J&W Nicholson & Co was a London-based wine and spirits company founded by two brothers from the famous Nicholson gin family: John Nicholson (1778–1846) and William Nicholson (1780–1857) based in Clerkenwell.

==History==
John and William Nicholson established Bowman & Nicholson on Woodbridge Street, Clerkenwell with their cousin John Bowman in 1802. Originally both from Cumberland, the Nicholson and Bowman families had been distilling spirits in London since the 1730s in Clerkenwell and in the 1770cumbrs at Three Mills, Bow. In 1809, the name was changed to J&W Nicholson & Co and production grew quickly including "British Brandy" and various fruit and spice Cordials - selling throughout the UK. From the 1820s the company started to expand along the west side of St John Street (on the Seckford Estate including Seckford Street and Hayward's Place) through to completing a grand façade located at 193-205 St John's Street in the 1890s.

In 1872, J&W Nicholson purchased the Three Mills Distillery which supplied the grain alcohol to be rectified at St John Street as well as where they produced the Nicholson Lamplighter gin brand. Along with the other great gin families, the brothers John and William would be instrumental in the development of the new London Dry Gin style in the 1830s with the introduction of the Coffey still.

The Clerkenwell site was sold in 1961 to Ind Coope and the buildings were developed in the late 1990s into the St Paul's Square apartments. Today, the 1890s facade is still intact along with the Boundary Wall built by J&W Nicholson in 1838–39.

Three Mills Island is one of the oldest and largest surviving industrial centres in England located on the River Lea at Bromley-by-Bow. The modern complex was developed in the eighteenth century by Peter Lefevre and Daniel Bisson and included the House Mill (1776) The House Mill - Bromley-by-Bow, London, Miller's House, Clock Mill (c. 1753, rebuilt 1817 by Philip Metcalfe), Customs House and Wind Mill (demolished 1840). The Nicholson family's connection to Three Mills is first mentioned in 1773 through William Bowman and the Mill became a regular source of spirit for J&W Nicholson during the nineteenth century before they purchased the site from the Mure family in 1872. In the twentieth century, Three Mills was used by the government to produce acetone during the first world war and then closed permanently due to bomb damage in 1941.

In 1854, John's son William Nicholson Junior who was a First Class cricketer for the Marylebone Cricket Club and Gentlemen of England became a company chairman. During the second half of the nineteenth century, William Junior would develop J&W Nicholson into a hugely successfully company producing a wide range of spirits including its famous London Dry Gin and establishing a portfolio of pubs (from 1873 and today the Nicholson's Pubs group owned by Mitchells & Butler). Nicholson became one of the first five Trustees of the MCC in May 1864 and he would use his fortune to help the MCC secure the site that is today Lord's "The Home of Cricket" in St John's Wood.

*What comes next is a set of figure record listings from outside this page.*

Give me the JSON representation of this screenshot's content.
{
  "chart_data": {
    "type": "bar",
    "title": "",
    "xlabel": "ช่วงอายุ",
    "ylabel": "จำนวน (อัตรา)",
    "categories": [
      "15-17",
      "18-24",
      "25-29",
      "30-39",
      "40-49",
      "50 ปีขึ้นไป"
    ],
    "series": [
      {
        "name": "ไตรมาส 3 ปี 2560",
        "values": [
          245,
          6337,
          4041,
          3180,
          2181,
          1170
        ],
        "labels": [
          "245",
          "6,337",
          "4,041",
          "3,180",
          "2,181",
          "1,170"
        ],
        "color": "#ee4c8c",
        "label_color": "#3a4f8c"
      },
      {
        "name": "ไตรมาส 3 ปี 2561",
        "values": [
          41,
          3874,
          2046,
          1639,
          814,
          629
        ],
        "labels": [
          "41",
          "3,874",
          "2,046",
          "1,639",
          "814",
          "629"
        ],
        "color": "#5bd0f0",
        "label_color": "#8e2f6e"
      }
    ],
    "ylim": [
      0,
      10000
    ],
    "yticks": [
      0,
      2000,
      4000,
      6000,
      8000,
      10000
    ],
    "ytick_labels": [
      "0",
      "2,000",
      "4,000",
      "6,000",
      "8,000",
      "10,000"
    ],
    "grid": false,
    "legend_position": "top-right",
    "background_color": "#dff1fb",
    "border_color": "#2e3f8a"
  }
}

In 1866, the MCC purchased the freehold for the ground for £18,333 6s 8d from monies advanced by Nicholson. William Nicholson would also loan money to the MCC to build the "Second Tavern" (1867–68) and secure "Henderson's Nursery" (1888). In 1889, the foundation stone was laid for the new Lord's Pavilion, paid for by a £21,000 loan from Nicholson. Founded in 1787, the original MCC colours had been sky blue, but the colours were changed sometime in the late 1860s to red and yellow and it is believed that this was in recognition of Nicholson's contribution to the MCC.

J&W Nicholson & Co Ltd became a Limited Liability Company from 1 January 1893. William Nicholson died in 1909 and by that time his son William Graham Nicholson (1862-1942) had succeeded him as Director. From 1897 to 1935, William Graham was first a Liberal Unionist MP and from 1912 Conservative MP for Petersfield, Hampshire (a seat formerly held by his father William Nicholson). The family also donated land at Ramshill in the town to Churcher's College. In 1936 the Nicholson family purchased the Hartham Park estate, near Corsham, with its associated quarries of Bath stone, who resided there during the Second World War.

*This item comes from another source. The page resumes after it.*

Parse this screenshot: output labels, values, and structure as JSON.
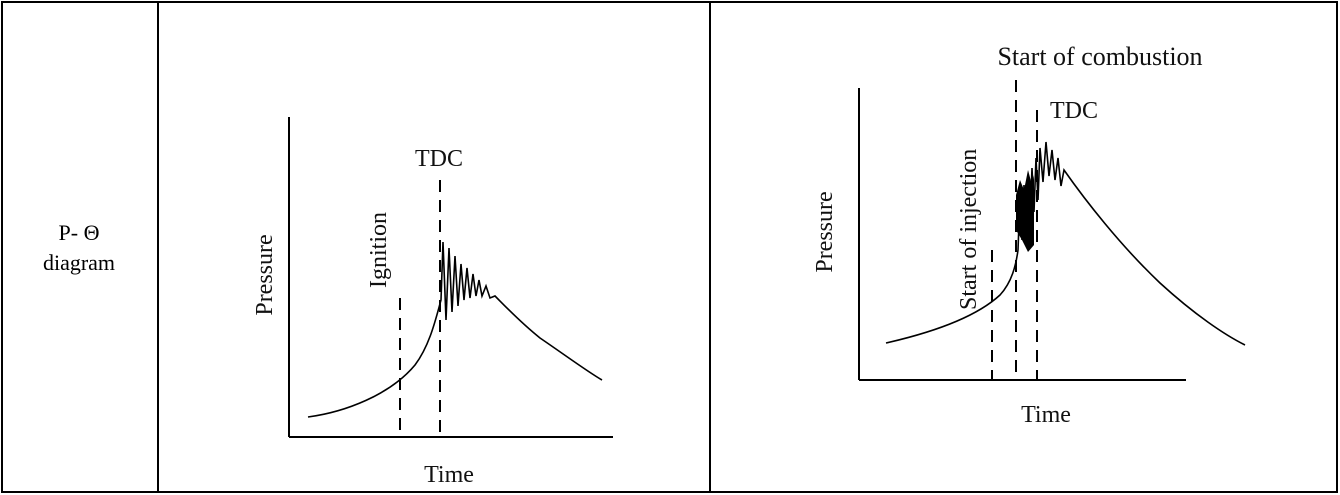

In the twentieth century, Nicholson Gin was hailed as one of the "Purest Spirits" and a favourite for cocktails noted in the most famous cocktail books such as: Harry's ABC of Mixing Cocktails, The Savoy Cocktail Book and The Waldorf Astoria Bar Book.

The Duke of Wellington was said to be a fan as well as Sarah Bernhardt. Bernhardt's favourite cocktail with Nicholson Gin was "The Woon Fizz" as noted in Harry's ABC.